We used the default whoosh query language with some bug fixes and minor improvements to have a better seamless experience.

By default, every term will be searched in both name, summary and story line, giving more weight to the name, also the OR conjunction is used by default: "portal 2" will search portal OR 2 in every name, summary and storyline. This gives us more results but since score is added the search experience should be the same, just more resilient. If you don't want to use this default behaviours you can type it manually: name:portal AND name:2 or name:(portal AND 2).

For better integration with lazy-typed queries we also give a boost to specified fields. In the query portal date:2011 the date: part of the query will have more weight than the unspecified part. Same with Gran Theft Auto name:(San Andreas), the manually-specified name will take more weight in the query scoring.

If you want to add more weight to a part of the query you can do so with the caret operator: name:grand name:theft^2 ("theft" will have twice the weight of "grand")

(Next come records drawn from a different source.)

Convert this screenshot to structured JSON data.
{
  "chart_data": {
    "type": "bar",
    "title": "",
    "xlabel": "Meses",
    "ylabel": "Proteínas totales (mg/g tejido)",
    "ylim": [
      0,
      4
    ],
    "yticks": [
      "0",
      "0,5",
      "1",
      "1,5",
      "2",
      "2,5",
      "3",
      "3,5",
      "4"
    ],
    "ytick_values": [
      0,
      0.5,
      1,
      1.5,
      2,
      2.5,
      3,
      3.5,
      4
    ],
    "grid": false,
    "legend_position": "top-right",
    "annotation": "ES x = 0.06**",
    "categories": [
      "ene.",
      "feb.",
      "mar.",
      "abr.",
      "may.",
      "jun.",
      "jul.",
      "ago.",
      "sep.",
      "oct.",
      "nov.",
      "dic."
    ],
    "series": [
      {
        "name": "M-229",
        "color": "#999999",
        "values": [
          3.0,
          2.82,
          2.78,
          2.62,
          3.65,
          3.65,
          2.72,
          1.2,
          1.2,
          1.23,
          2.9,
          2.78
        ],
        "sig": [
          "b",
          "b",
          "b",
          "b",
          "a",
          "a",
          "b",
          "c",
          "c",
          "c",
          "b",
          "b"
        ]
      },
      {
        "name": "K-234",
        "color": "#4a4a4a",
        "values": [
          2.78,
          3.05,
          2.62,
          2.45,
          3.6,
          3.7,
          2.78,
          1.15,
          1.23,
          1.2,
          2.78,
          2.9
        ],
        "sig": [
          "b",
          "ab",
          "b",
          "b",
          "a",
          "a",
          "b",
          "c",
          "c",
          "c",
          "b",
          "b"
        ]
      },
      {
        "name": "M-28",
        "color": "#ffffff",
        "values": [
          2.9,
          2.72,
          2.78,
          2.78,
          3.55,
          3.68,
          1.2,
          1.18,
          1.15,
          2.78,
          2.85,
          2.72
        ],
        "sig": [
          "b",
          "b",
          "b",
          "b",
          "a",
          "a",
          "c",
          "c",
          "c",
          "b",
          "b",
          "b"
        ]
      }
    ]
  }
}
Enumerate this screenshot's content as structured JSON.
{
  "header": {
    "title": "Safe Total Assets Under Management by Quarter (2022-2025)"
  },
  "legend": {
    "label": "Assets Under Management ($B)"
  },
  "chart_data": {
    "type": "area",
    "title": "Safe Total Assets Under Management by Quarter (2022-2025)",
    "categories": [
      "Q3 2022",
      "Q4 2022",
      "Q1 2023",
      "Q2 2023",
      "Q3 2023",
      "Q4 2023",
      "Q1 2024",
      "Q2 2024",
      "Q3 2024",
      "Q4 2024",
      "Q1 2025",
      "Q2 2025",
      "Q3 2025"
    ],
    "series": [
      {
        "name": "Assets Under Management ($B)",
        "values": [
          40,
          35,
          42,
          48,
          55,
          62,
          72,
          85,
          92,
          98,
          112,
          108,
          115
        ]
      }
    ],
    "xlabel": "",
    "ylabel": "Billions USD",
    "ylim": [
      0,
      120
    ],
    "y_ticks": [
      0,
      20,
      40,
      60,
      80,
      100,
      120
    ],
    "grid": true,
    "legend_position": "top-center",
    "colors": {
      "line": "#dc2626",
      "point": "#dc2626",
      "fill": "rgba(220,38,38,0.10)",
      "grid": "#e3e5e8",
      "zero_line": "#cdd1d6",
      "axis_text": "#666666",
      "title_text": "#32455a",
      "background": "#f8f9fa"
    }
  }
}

You can also use phrase queries ("grand theft auto"), positional phrase queries ("grand auto"~2 where "grand" is at max 2 word distant from "auto"), range queries "grand theft auto" AND date:[2005 to 2010]". For more examples check out our benchmark

Adding sources

Steam and IGDB don't have all the games you need? That's what we think too! Luckily it's really easy to add additional sources to game compendium!

Write your own implementation that satisfies source.py protocol then add an instance of it in app.py's DEFAULT_SOURCES, it's that easy! Our algorithms are thought with extensibility in mind and they will work with 2, 3 or 10 information sources!

Technical Info

There ae multiple considerable technical barriers we had to overcome, we'll discuss them here shortly, check out the source code for more details.

Query Aggregation

We use a slightly different version of the Top-k Threshold algorithm (Fagin et al. 2001*) (random access version). Since games aren't always in all the sources, we need to change the score aggregation function. Instead of summing results from different sources we average the scores. So if instance x is found in source A, B, C Sx = (Sxa + Sxb + Sxc) / 3, while if instance y is found only in B and C Sy = (Syb + Syc) / 2. This means that entities do not gain anything from being in multiple sources. To make this work efficiently the threshold computation should also be different, we can prove mathematically that threshold = max(cdim1.score, ..., cdiml.score), is the minimum threshold function for this case, and this is the formula that we're using right now (mathematical proof in the source code).

Entity Resolution

Games don't have a "hard" definition as games are only what we (as humans) think of them. We found this "definition" of game similar to the goal of Information Retrieval, we then use the system itself to help us discriminate entities.

The idea is this: for the first source indexed, every game will have its own entity, from the second source the IR system would search each game in the already indexed sources (with various heuristics), and if an entity is found, it will be reused, otherwise another entity will be generated. We call this Recursive Entity Resolution.